Homebuyers rushed to take advantage of government incentives and low mortgage rates in April, giving the housing market its biggest boost in five months.
But now that a homebuyer tax credit has expired, any improvement will depend mainly on the lure of historically low mortgage rates.
Some economists say that won’t be enough.
“Although mortgage rates have fallen sharply, the combination of high unemployment, heavy indebtedness and tight credit suggest to us that demand will stumble,” said Paul Dales, an economist at Capital Economics.
Sales of previously owned homes rose 7.6 percent to a seasonally adjusted annual rate of 5.77 million, the National Association of Realtors said Monday.
The increase in sales sparked a rise in home prices. The median price for a new home rose to $173,100, up 4 percent from a year ago.
Mortgage fell last week to the lowest level for the year and close to 50-year lows as worries over the European debt crisis sent investors rushing into the safety of U.S. credit markets.

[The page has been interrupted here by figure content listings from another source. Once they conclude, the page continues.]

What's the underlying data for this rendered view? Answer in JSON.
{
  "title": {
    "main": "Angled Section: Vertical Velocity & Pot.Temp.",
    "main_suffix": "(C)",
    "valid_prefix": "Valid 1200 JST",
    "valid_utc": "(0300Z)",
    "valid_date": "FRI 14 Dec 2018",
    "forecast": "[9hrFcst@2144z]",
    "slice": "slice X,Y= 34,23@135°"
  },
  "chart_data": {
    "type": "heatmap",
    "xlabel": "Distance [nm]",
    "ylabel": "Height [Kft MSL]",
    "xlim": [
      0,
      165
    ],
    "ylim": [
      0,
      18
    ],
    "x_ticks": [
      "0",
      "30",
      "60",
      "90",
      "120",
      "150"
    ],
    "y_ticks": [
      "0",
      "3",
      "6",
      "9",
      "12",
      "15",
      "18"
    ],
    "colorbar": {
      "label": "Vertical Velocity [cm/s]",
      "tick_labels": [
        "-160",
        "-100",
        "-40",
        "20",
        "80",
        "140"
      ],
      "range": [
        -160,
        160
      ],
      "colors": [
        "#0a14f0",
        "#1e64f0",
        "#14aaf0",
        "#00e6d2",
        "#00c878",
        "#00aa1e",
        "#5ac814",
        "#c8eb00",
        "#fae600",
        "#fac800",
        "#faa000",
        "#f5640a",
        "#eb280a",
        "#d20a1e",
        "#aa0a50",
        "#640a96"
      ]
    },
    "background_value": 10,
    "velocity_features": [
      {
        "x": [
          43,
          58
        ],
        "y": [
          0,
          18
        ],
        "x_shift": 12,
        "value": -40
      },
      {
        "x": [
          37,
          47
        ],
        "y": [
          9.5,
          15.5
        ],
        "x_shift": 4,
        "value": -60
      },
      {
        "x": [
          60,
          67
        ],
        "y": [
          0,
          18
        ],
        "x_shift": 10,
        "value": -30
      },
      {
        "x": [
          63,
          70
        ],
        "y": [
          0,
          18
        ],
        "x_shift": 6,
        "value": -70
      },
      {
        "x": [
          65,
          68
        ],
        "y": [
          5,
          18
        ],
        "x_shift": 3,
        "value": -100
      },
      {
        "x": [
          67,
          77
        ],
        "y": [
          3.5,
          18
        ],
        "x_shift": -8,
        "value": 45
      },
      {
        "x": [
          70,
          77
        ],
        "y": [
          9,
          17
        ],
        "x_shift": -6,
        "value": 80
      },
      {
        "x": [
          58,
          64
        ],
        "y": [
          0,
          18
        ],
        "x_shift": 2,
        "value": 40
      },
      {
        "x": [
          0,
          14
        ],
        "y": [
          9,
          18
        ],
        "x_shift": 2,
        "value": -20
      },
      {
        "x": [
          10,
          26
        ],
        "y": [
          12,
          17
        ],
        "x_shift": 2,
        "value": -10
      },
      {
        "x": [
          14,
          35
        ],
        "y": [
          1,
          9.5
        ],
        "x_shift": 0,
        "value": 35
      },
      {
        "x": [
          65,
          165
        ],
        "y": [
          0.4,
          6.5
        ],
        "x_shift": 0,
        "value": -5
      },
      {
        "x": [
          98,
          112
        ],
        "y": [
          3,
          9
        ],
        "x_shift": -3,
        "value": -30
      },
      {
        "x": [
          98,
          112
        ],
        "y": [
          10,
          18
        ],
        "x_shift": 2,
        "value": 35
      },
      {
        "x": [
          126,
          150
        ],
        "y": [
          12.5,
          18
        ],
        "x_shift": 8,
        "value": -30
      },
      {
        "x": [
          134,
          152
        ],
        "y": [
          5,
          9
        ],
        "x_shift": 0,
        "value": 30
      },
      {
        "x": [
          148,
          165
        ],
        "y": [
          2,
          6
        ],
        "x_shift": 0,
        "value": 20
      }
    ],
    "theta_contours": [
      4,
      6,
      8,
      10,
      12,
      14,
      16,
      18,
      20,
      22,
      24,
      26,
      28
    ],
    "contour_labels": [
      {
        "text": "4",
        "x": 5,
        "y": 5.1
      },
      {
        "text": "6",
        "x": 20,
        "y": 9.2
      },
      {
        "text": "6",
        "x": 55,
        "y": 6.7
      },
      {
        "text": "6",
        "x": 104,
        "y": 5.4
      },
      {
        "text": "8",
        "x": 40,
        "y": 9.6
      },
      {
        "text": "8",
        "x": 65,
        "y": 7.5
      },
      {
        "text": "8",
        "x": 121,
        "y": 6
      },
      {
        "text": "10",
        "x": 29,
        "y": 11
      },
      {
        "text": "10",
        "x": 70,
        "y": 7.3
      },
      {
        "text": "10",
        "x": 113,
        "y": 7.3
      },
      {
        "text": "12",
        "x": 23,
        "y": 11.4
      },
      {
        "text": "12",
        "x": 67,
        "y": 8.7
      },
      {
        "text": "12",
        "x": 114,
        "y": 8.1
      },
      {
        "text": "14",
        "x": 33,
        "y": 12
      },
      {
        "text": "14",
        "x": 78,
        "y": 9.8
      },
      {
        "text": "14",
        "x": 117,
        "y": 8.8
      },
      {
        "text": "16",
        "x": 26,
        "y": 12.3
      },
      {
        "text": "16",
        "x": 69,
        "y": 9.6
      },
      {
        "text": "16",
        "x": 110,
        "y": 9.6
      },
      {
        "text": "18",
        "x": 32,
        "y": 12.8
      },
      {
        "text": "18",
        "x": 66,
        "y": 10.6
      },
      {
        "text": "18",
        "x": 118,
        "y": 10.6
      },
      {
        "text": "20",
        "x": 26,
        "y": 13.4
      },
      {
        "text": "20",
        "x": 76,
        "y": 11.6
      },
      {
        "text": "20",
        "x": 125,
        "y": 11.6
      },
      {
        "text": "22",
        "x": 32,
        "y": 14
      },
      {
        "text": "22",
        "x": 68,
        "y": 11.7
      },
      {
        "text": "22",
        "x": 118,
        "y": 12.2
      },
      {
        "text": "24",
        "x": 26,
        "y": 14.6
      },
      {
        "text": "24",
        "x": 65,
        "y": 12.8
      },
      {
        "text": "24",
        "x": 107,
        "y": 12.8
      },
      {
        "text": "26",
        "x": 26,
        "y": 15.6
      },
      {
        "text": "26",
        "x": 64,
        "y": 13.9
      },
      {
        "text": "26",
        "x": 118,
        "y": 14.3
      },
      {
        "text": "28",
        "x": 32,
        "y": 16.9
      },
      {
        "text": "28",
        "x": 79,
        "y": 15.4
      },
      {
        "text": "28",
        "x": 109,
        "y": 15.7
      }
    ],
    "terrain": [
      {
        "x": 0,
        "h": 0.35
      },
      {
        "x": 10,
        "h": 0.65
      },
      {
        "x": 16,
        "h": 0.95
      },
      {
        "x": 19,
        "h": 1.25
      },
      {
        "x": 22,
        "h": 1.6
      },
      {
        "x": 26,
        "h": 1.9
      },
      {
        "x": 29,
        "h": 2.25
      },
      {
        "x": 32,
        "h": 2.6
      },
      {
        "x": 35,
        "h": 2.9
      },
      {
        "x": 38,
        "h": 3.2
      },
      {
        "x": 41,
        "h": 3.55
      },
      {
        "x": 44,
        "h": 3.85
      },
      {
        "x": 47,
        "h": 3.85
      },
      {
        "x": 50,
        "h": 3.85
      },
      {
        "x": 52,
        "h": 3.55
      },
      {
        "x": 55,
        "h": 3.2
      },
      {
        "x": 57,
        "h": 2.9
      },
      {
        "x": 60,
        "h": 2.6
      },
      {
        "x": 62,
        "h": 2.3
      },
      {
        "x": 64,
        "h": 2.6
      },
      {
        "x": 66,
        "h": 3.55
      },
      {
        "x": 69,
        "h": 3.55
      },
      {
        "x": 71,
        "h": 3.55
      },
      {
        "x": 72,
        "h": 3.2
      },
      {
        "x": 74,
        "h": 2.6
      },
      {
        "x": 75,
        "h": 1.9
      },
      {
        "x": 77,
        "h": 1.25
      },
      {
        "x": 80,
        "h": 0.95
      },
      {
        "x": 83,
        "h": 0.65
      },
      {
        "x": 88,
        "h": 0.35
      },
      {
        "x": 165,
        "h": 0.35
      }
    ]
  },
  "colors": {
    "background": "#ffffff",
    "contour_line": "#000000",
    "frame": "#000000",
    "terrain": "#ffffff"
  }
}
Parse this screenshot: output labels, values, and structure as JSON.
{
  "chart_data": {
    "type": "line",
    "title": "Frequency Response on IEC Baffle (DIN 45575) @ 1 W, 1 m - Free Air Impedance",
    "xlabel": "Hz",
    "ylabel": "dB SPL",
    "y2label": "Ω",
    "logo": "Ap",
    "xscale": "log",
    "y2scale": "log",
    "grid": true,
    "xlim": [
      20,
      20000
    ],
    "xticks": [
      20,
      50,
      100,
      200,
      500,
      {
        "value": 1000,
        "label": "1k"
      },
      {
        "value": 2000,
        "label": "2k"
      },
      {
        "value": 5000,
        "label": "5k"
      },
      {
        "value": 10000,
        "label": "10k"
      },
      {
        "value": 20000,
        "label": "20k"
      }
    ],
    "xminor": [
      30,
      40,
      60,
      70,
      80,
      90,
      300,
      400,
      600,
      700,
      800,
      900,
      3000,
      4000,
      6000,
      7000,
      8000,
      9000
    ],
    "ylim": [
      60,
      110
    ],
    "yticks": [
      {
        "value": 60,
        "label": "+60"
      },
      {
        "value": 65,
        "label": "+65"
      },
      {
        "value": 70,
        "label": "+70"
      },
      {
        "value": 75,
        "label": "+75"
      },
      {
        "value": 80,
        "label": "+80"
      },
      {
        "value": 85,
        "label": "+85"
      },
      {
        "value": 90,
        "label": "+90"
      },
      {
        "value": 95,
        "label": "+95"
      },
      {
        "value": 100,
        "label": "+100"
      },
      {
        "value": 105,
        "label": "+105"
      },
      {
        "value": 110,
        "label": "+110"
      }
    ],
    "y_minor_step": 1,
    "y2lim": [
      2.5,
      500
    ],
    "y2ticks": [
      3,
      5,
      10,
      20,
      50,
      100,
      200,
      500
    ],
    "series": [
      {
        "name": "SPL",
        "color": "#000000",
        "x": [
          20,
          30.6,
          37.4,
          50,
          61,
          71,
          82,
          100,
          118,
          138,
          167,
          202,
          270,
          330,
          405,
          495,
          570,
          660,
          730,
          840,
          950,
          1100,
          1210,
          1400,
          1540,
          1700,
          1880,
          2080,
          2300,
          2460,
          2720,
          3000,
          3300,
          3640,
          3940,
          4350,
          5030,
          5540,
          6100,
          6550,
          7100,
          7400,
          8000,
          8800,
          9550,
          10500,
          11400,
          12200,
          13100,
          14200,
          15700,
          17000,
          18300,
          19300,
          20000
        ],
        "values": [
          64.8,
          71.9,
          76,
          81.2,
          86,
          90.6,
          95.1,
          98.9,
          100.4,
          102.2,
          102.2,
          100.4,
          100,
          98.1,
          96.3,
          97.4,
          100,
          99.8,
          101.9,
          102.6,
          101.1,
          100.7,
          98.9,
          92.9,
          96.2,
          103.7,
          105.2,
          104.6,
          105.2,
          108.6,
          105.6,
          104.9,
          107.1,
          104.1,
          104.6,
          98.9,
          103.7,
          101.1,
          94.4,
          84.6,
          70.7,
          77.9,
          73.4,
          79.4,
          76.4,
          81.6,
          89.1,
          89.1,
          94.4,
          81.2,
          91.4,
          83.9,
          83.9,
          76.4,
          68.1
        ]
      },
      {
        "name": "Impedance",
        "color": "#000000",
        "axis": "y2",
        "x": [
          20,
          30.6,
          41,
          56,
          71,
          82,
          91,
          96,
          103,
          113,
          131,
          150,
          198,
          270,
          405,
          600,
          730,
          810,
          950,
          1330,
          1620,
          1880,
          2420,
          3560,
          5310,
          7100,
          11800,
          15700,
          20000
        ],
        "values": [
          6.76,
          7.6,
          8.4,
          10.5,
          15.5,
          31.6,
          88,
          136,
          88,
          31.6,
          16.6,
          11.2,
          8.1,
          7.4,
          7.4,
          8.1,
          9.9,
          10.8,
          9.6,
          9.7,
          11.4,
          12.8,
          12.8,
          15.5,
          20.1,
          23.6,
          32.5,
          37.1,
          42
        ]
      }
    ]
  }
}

But Patrick Newport, an economist at IHS Global Insight, said the key to growth in the housing market won’t be low mortgage rates.
“What really will drive sales forward and I mean after July, will be the job market,” Newport said. “Having a good mortgage rate helps affordability, but we’ve had low mortgage rates for a long time now and sales have stayed below 5 million, except when the tax credit was involved.”
The tax credit’s impact is expected to linger for a couple months. While homeowners had to have a signed sales contract by April 30, buyers have until the end of June to complete their sales. The federal government provided offered first-time buyers a tax credit of up to $8,000. Homeowners looking to upgrade were able to qualify for a credit of up to $6,500.
Sales were up in all parts of the country except the West. The gains were led by a 21.1 percent jump in the Northeast and a 9.9 percent rise in the Midwest. Sales also rose 8.6 percent in the South.
The only region of the country that saw sales decline was the West, where sales dropped by 6.2 percent from March.
The big question facing the housing market is what happens now that the government’s tax credits have expired.
Even with the rise in sales, the inventory of unsold homes increased in April to 4.04 million units. That would represent 8.4 months of supply of homes at the April sales pace. While that is down from inventory levels of 11 months at the depths of the housing crash, it is still above more normal inventory levels of around six months supply.